DALLAS — Dirk Nowitzki showed no rust from a long layoff, making 10 of his first 11 shots and an NBA playoff-record 24 straight free throws on the way to 48 points, leading the Dallas Mavericks to a 121-112 victory over the Oklahoma City Thunder in Game 1 of the Western Conference finals on Tuesday night.
Jason Terry scored 24 points and J.J. Barea added 21 points as the Mavericks picked up where they left off in a sweep of the Lakers nine days before. They broke open a tight game with a 13-0 run late in the second quarter and never trailed again, stretching their franchise-record postseason winning streak to seven games.
Game 2 is Thursday night in Dallas, where the Mavs are 6-0 this postseason.
The Thunder — fresh off a seven-game series against Memphis that included a total of four overtimes — led by nine early in the second quarter, then went 6:28 between baskets. They missed 10 shots during that drought and were down by 11 when it ended. They eventually trailed by 16 before clawing within five points with 3:42 left, and six with 48.5 seconds to play.
Kevin Durant followed his 39 points in Game 7 of the previous round by scoring 40, one shy of his most ever in a playoff game. While Nowitzki dominated, Durant’s scoring binge merely helped his team stay close.

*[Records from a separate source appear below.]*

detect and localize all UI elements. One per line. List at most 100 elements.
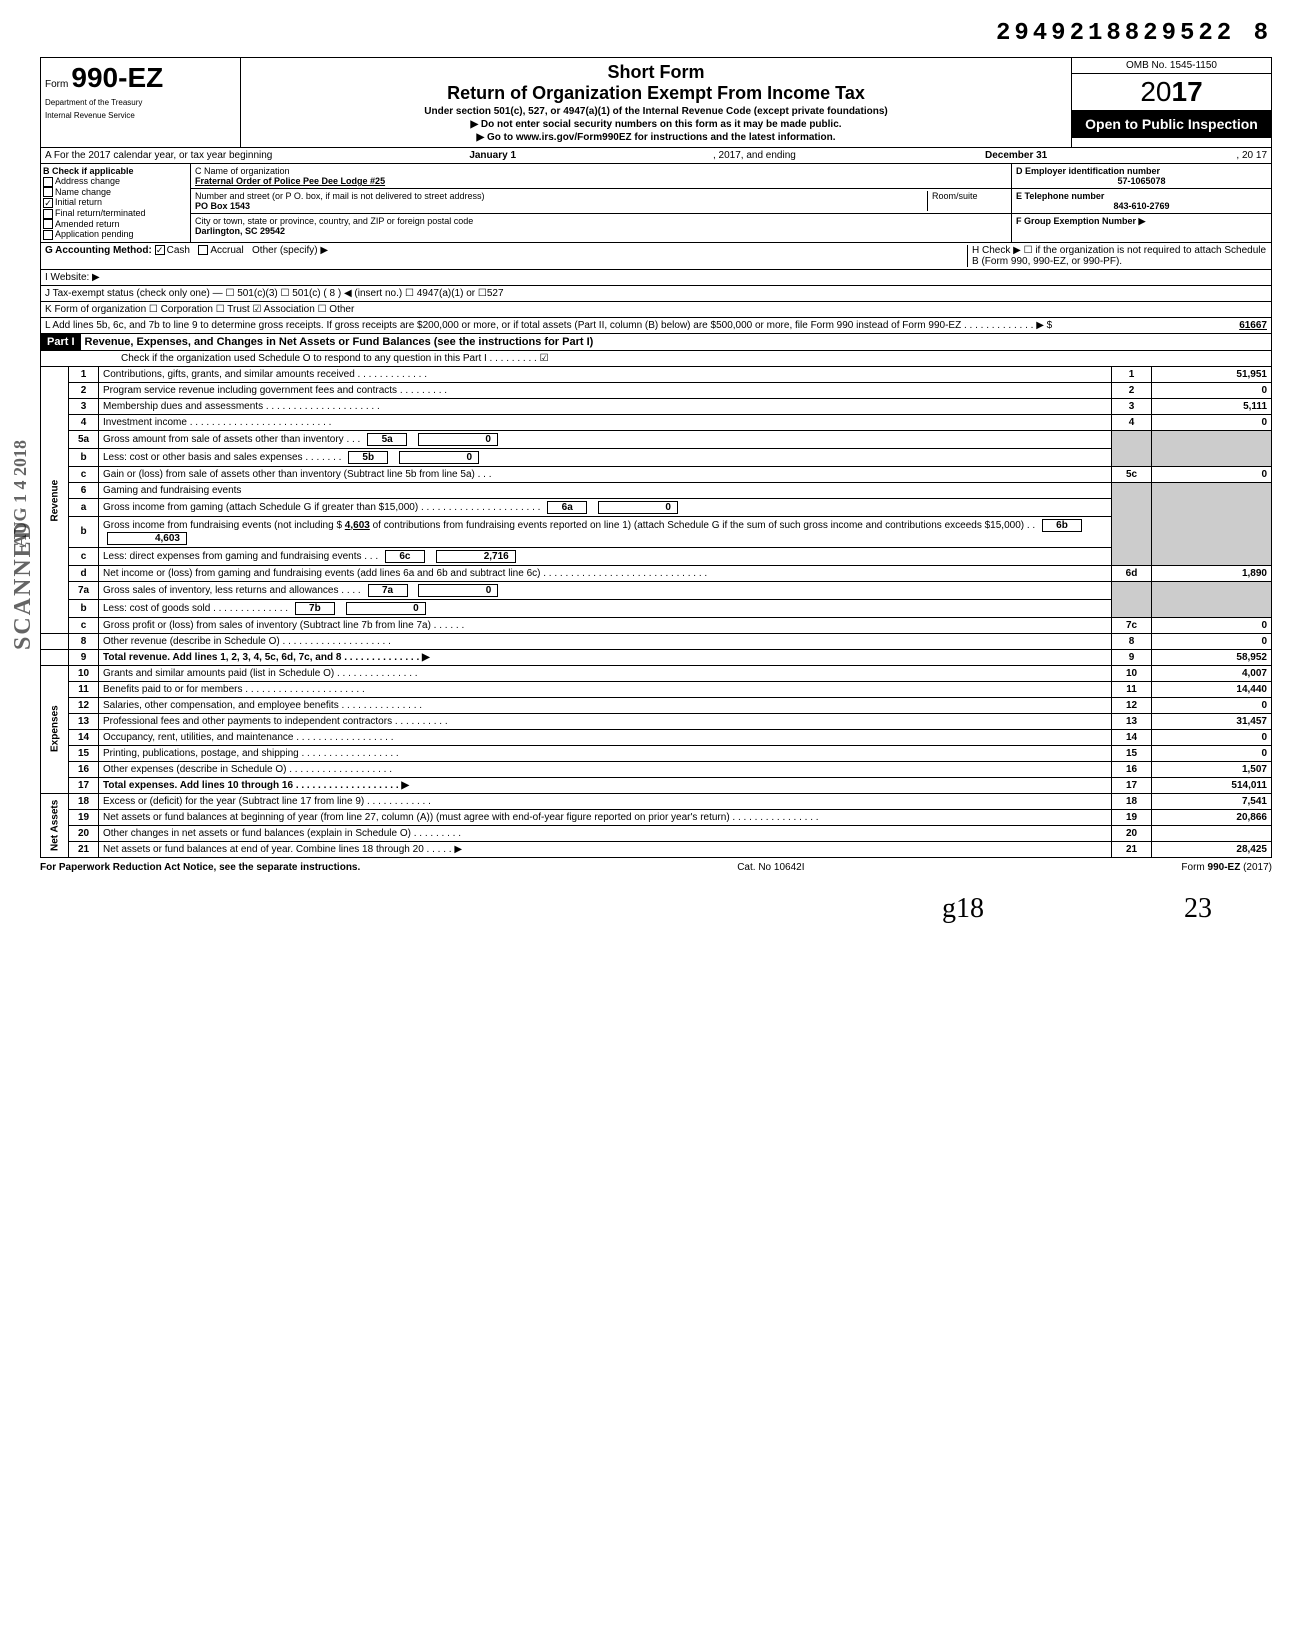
l6a-iamt: 0 xyxy=(598,501,678,514)
l21-box: 21 xyxy=(1112,841,1152,857)
l12-amt: 0 xyxy=(1152,697,1272,713)
l6c-no: c xyxy=(69,547,99,565)
l19-box: 19 xyxy=(1112,809,1152,825)
sig-left: g18 xyxy=(942,893,984,925)
l21-amt: 28,425 xyxy=(1152,841,1272,857)
l10-desc: Grants and similar amounts paid (list in… xyxy=(99,665,1112,681)
l1-box: 1 xyxy=(1112,367,1152,383)
l17-no: 17 xyxy=(69,777,99,793)
l1-amt: 51,951 xyxy=(1152,367,1272,383)
l10-box: 10 xyxy=(1112,665,1152,681)
line-l-amount: 61667 xyxy=(1147,320,1267,331)
l17-amt: 514,011 xyxy=(1152,777,1272,793)
l5a-no: 5a xyxy=(69,430,99,448)
l7a-desc: Gross sales of inventory, less returns a… xyxy=(99,581,1112,599)
l9-box: 9 xyxy=(1112,649,1152,665)
l21-no: 21 xyxy=(69,841,99,857)
l6d-amt: 1,890 xyxy=(1152,565,1272,581)
stamp-aug-date: AUG 1 4 2018 xyxy=(10,440,31,548)
line-a-label: A For the 2017 calendar year, or tax yea… xyxy=(45,150,272,161)
city-label: City or town, state or province, country… xyxy=(195,216,1007,226)
l20-amt xyxy=(1152,825,1272,841)
line-a-mid: , 2017, and ending xyxy=(713,150,796,161)
l9-no: 9 xyxy=(69,649,99,665)
l11-desc: Benefits paid to or for members . . . . … xyxy=(99,681,1112,697)
l3-box: 3 xyxy=(1112,398,1152,414)
l5-shaded xyxy=(1112,430,1152,466)
part1-table: Revenue 1 Contributions, gifts, grants, … xyxy=(40,367,1272,858)
short-form-title: Short Form xyxy=(245,62,1067,83)
l7b-iamt: 0 xyxy=(346,602,426,615)
check-amended-return: Amended return xyxy=(43,219,188,230)
l5b-no: b xyxy=(69,448,99,466)
l7b-ibox: 7b xyxy=(295,602,335,615)
l10-no: 10 xyxy=(69,665,99,681)
l6b-contrib: 4,603 xyxy=(345,520,370,531)
subtitle-3: ▶ Go to www.irs.gov/Form990EZ for instru… xyxy=(245,132,1067,143)
open-to-public: Open to Public Inspection xyxy=(1072,110,1271,138)
l15-amt: 0 xyxy=(1152,745,1272,761)
line-i: I Website: ▶ xyxy=(40,270,1272,286)
l20-box: 20 xyxy=(1112,825,1152,841)
footer: For Paperwork Reduction Act Notice, see … xyxy=(40,862,1272,873)
room-suite-label: Room/suite xyxy=(927,191,1007,211)
line-g-h: G Accounting Method: ✓Cash Accrual Other… xyxy=(40,243,1272,270)
subtitle-2: ▶ Do not enter social security numbers o… xyxy=(245,119,1067,130)
footer-center: Cat. No 10642I xyxy=(737,862,804,873)
l5c-desc: Gain or (loss) from sale of assets other… xyxy=(99,466,1112,482)
l3-desc: Membership dues and assessments . . . . … xyxy=(99,398,1112,414)
subtitle-1: Under section 501(c), 527, or 4947(a)(1)… xyxy=(245,106,1067,117)
line-a-begin: January 1 xyxy=(272,150,713,161)
dept-treasury: Department of the Treasury xyxy=(45,98,236,107)
l8-desc: Other revenue (describe in Schedule O) .… xyxy=(99,633,1112,649)
l5b-desc: Less: cost or other basis and sales expe… xyxy=(99,448,1112,466)
e-label: E Telephone number xyxy=(1016,191,1267,201)
accrual-label: Accrual xyxy=(210,245,243,256)
l6b-ibox: 6b xyxy=(1042,519,1082,532)
l5c-no: c xyxy=(69,466,99,482)
l6c-iamt: 2,716 xyxy=(436,550,516,563)
l2-no: 2 xyxy=(69,382,99,398)
org-address: PO Box 1543 xyxy=(195,201,927,211)
l5b-ibox: 5b xyxy=(348,451,388,464)
l5-shaded-amt xyxy=(1152,430,1272,466)
l7-shaded xyxy=(1112,581,1152,617)
l1-desc: Contributions, gifts, grants, and simila… xyxy=(99,367,1112,383)
check-application-pending: Application pending xyxy=(43,229,188,240)
part1-header: Part I Revenue, Expenses, and Changes in… xyxy=(40,334,1272,351)
l13-box: 13 xyxy=(1112,713,1152,729)
l6b-desc: Gross income from fundraising events (no… xyxy=(99,516,1112,547)
dept-irs: Internal Revenue Service xyxy=(45,111,236,120)
l8-amt: 0 xyxy=(1152,633,1272,649)
l6-desc: Gaming and fundraising events xyxy=(99,482,1112,498)
form-prefix: Form xyxy=(45,79,68,90)
l2-box: 2 xyxy=(1112,382,1152,398)
l3-no: 3 xyxy=(69,398,99,414)
org-name: Fraternal Order of Police Pee Dee Lodge … xyxy=(195,176,1007,186)
l6-no: 6 xyxy=(69,482,99,498)
l19-amt: 20,866 xyxy=(1152,809,1272,825)
l8-no: 8 xyxy=(69,633,99,649)
part1-title: Revenue, Expenses, and Changes in Net As… xyxy=(81,334,598,350)
l6c-desc: Less: direct expenses from gaming and fu… xyxy=(99,547,1112,565)
l11-box: 11 xyxy=(1112,681,1152,697)
omb-number: OMB No. 1545-1150 xyxy=(1072,58,1271,74)
l7c-desc: Gross profit or (loss) from sales of inv… xyxy=(99,617,1112,633)
l14-box: 14 xyxy=(1112,729,1152,745)
l13-amt: 31,457 xyxy=(1152,713,1272,729)
l18-amt: 7,541 xyxy=(1152,793,1272,809)
l18-box: 18 xyxy=(1112,793,1152,809)
l6d-desc: Net income or (loss) from gaming and fun… xyxy=(99,565,1112,581)
part1-label: Part I xyxy=(41,334,81,350)
l4-no: 4 xyxy=(69,414,99,430)
footer-right: Form 990-EZ (2017) xyxy=(1181,862,1272,873)
l6a-ibox: 6a xyxy=(547,501,587,514)
phone: 843-610-2769 xyxy=(1016,201,1267,211)
l7a-ibox: 7a xyxy=(368,584,408,597)
l7a-iamt: 0 xyxy=(418,584,498,597)
accrual-checkbox xyxy=(198,245,208,255)
l15-no: 15 xyxy=(69,745,99,761)
l1-no: 1 xyxy=(69,367,99,383)
dln: 2949218829522 8 xyxy=(40,20,1272,47)
check-final-return: Final return/terminated xyxy=(43,208,188,219)
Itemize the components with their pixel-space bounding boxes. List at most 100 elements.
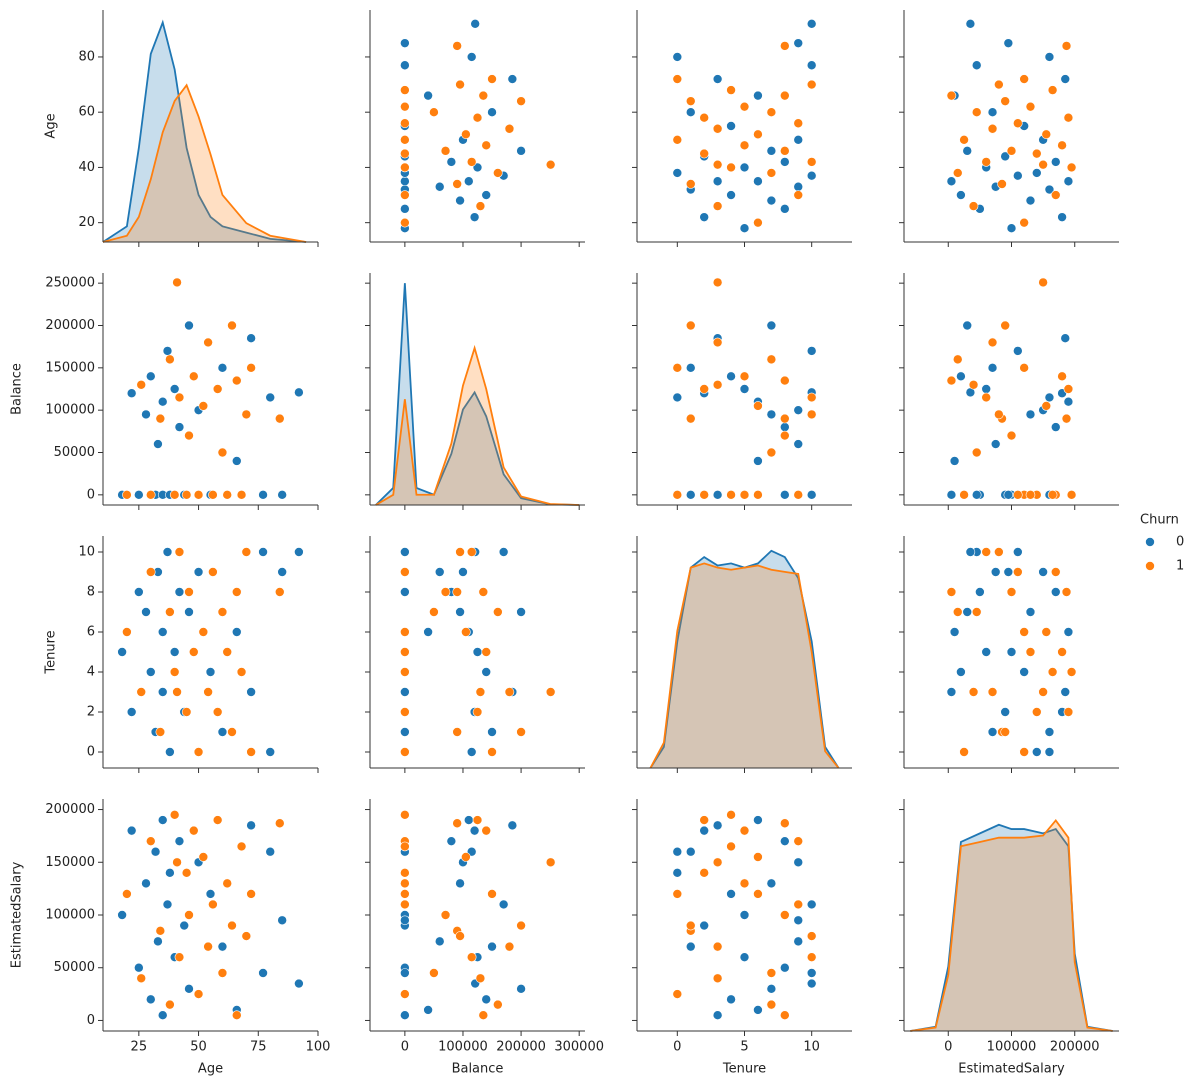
point bbox=[475, 201, 486, 211]
point bbox=[699, 148, 709, 159]
point bbox=[956, 371, 966, 382]
point bbox=[981, 647, 992, 657]
point bbox=[236, 490, 247, 500]
point bbox=[198, 401, 209, 411]
point bbox=[126, 707, 137, 717]
point bbox=[1006, 223, 1017, 233]
point bbox=[400, 687, 410, 697]
point bbox=[134, 587, 144, 597]
point bbox=[753, 217, 763, 228]
y-tick-label: 200000 bbox=[45, 318, 95, 333]
point bbox=[184, 587, 194, 597]
point bbox=[493, 999, 503, 1010]
point bbox=[400, 989, 410, 999]
point bbox=[766, 878, 777, 889]
point bbox=[423, 1005, 433, 1015]
point bbox=[1066, 162, 1077, 173]
point bbox=[739, 101, 750, 112]
point bbox=[987, 123, 998, 134]
point bbox=[400, 841, 410, 852]
point bbox=[806, 346, 817, 356]
point bbox=[726, 994, 736, 1005]
point bbox=[446, 157, 457, 167]
point bbox=[726, 810, 736, 820]
point bbox=[516, 984, 526, 994]
point bbox=[117, 910, 127, 920]
point bbox=[962, 607, 973, 617]
point bbox=[753, 129, 763, 140]
point bbox=[145, 994, 156, 1005]
point bbox=[780, 490, 790, 500]
point bbox=[806, 79, 817, 90]
point bbox=[975, 587, 985, 597]
point bbox=[203, 687, 213, 697]
point bbox=[1025, 607, 1036, 617]
point bbox=[400, 118, 410, 129]
point bbox=[434, 181, 445, 192]
point bbox=[1000, 151, 1010, 162]
point bbox=[685, 96, 696, 106]
point bbox=[193, 490, 204, 500]
point bbox=[946, 90, 957, 101]
point bbox=[672, 889, 683, 899]
point bbox=[184, 910, 194, 920]
point bbox=[685, 941, 696, 952]
point bbox=[685, 846, 696, 857]
point bbox=[712, 820, 723, 831]
point bbox=[1013, 567, 1023, 577]
point bbox=[806, 899, 817, 910]
point bbox=[122, 490, 132, 500]
point bbox=[699, 212, 709, 222]
point bbox=[753, 490, 763, 500]
point bbox=[712, 277, 723, 288]
point bbox=[1031, 168, 1042, 178]
point bbox=[236, 841, 247, 852]
point bbox=[429, 107, 439, 117]
point bbox=[780, 204, 790, 214]
point bbox=[481, 825, 492, 836]
point bbox=[466, 547, 477, 557]
point bbox=[987, 337, 998, 348]
point bbox=[753, 90, 763, 101]
point bbox=[726, 121, 736, 131]
point bbox=[205, 667, 216, 677]
point bbox=[455, 547, 465, 557]
point bbox=[766, 968, 777, 978]
point bbox=[174, 547, 185, 557]
point bbox=[780, 375, 790, 386]
point bbox=[672, 392, 683, 403]
point bbox=[172, 277, 182, 288]
point bbox=[793, 405, 804, 415]
point bbox=[231, 375, 242, 386]
point bbox=[153, 439, 163, 449]
point bbox=[157, 687, 168, 697]
point bbox=[780, 157, 790, 167]
point bbox=[766, 146, 777, 156]
point bbox=[258, 968, 268, 978]
point bbox=[712, 379, 723, 390]
point bbox=[466, 747, 477, 757]
point bbox=[188, 825, 199, 836]
panel bbox=[632, 273, 852, 510]
point bbox=[400, 747, 410, 757]
kde-line bbox=[910, 819, 1113, 1032]
point bbox=[145, 667, 156, 677]
point bbox=[793, 439, 804, 449]
point bbox=[739, 384, 750, 394]
y-tick-label: 50000 bbox=[54, 445, 95, 460]
point bbox=[452, 727, 462, 737]
point bbox=[994, 79, 1004, 90]
point bbox=[400, 868, 410, 878]
point bbox=[400, 85, 410, 95]
point bbox=[478, 90, 489, 101]
point bbox=[1013, 490, 1023, 500]
point bbox=[545, 687, 556, 697]
point bbox=[712, 159, 723, 170]
point bbox=[400, 915, 410, 926]
point bbox=[265, 392, 276, 403]
point bbox=[672, 74, 683, 84]
point bbox=[241, 547, 252, 557]
point bbox=[208, 490, 218, 500]
point bbox=[780, 413, 790, 424]
point bbox=[434, 936, 445, 947]
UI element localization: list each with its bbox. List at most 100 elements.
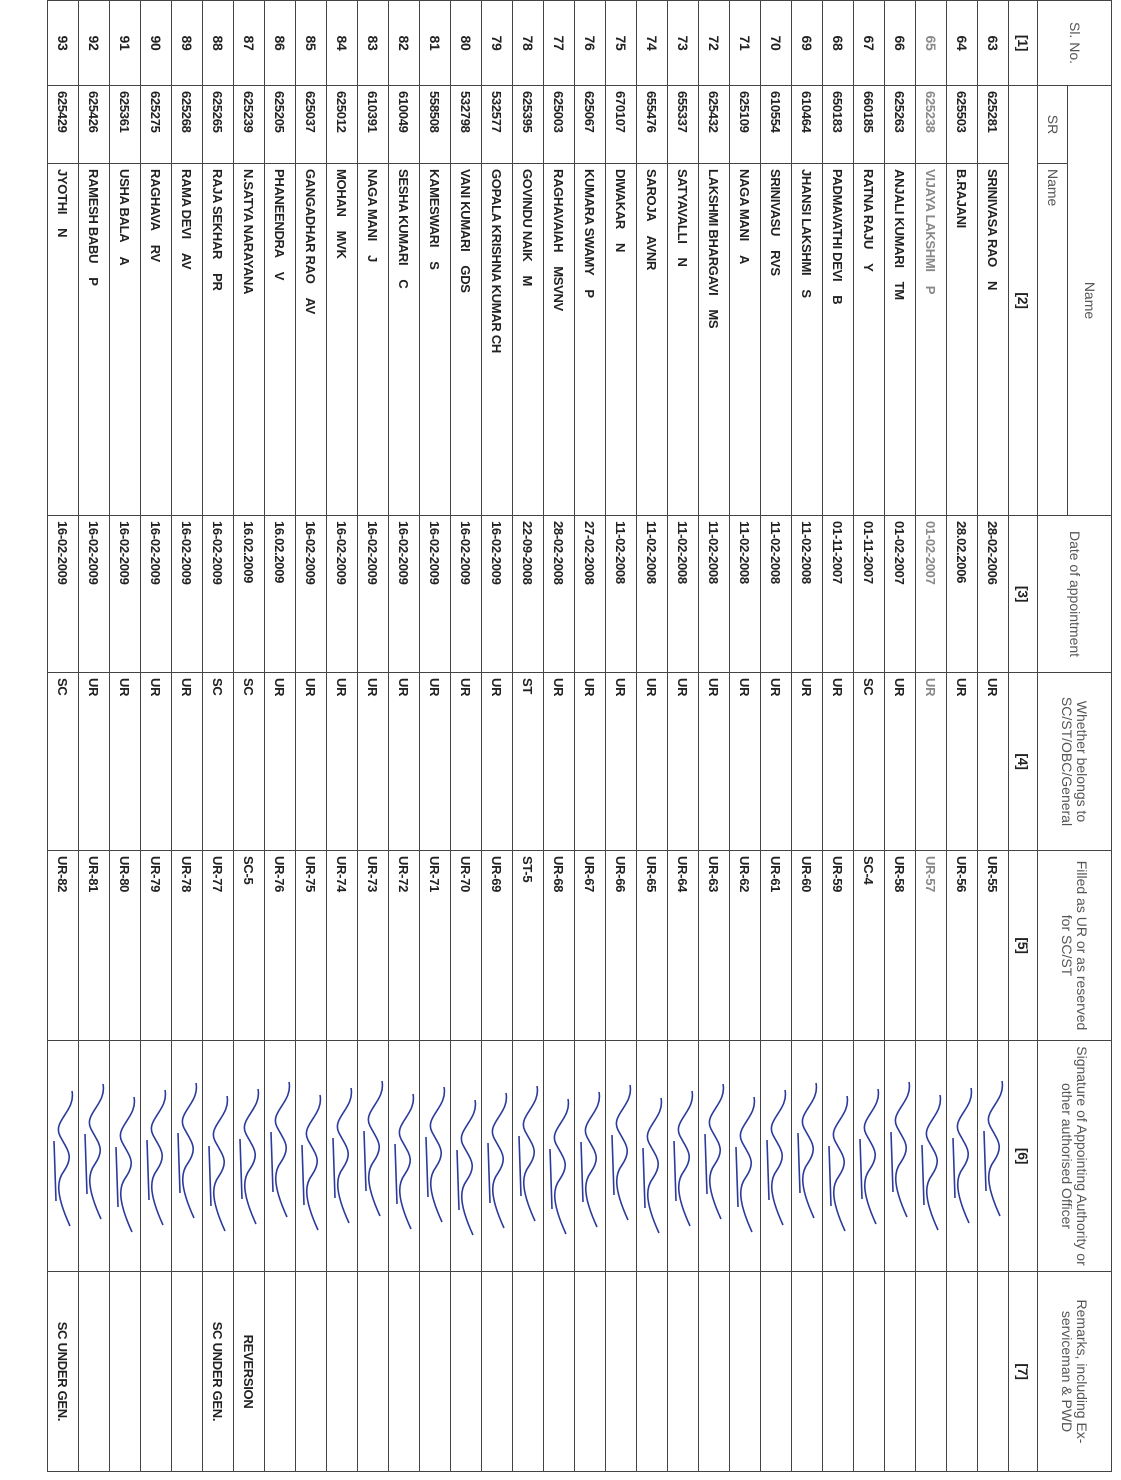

Russell Westbrook went from a triple-double in his last game to 20 points, three assists and three rebounds. He missed 12 of his 15 shots, including 10 of his first 11. Despite his poor aim, he had taken more shots than Durant at one point late in the third quarter, fueling the critics who say he’s too much of a scorer and not enough of a distributor.
The Thunder’s big problem, though, was Nowitzki.
Six guys tried stopping him, and the big German either shot over them or put them in foul trouble. He made 13 free throws in the third quarter alone. And when Oklahoma City sent a second defender at him, Nowitzki usually passed to the teammate left open.
Nowitzki finished 12 of 15 from the field and a perfect 24 of 24 at the line. He was two points shy of his most ever in a playoff game. He also had six rebounds, four assists and four blocks.
How good was he? On the series when Nowitzki missed for the first time, a teammate got the ball back to him, and he found Tyson Chandler for a layup.
“I was really looking to shoot early and was able to get my rhythm after the first couple of shots,” Nowitzki said. “I kept attacking and my teammates kept feeding me and feeding me and I was able to take advantage over some smaller players.”
The Thunder came into the series unsure how it would handle Nowitzki because their usual defender, Jeff Green, was traded in February. Serge Ibaka went at him first, then got two quick fouls, turning things over to Nick Collison. Kendrick Perkins, Durant, Thabo Sefolosha and James Harden all took turns with little success.
When things tightened up in the final minutes, Nowitzki helped protect Dallas’ lead with two jumpers over the outstretched arms of 6-foot-10 Serge Ibaka, and an assist on a 3-pointer by Terry with 28.9 seconds left. Chants of “M-V-P!” echoed almost every time he went to the foul line in the fourth quarter.
Oklahoma City coach Scott Brooks is going to have to figure something out quick.
The good news for Brooks is that his youngsters kept scrapping all the way to the end. Down a lot on the road to a well-rested veteran team, they could have considered this game a lost cause and saved energy for the next game. Perhaps they remembered Dallas’ history of blowing big, late leads. Earlier this postseason, the Mavericks coughed up a 23-point lead over the final 14 minutes against Portland.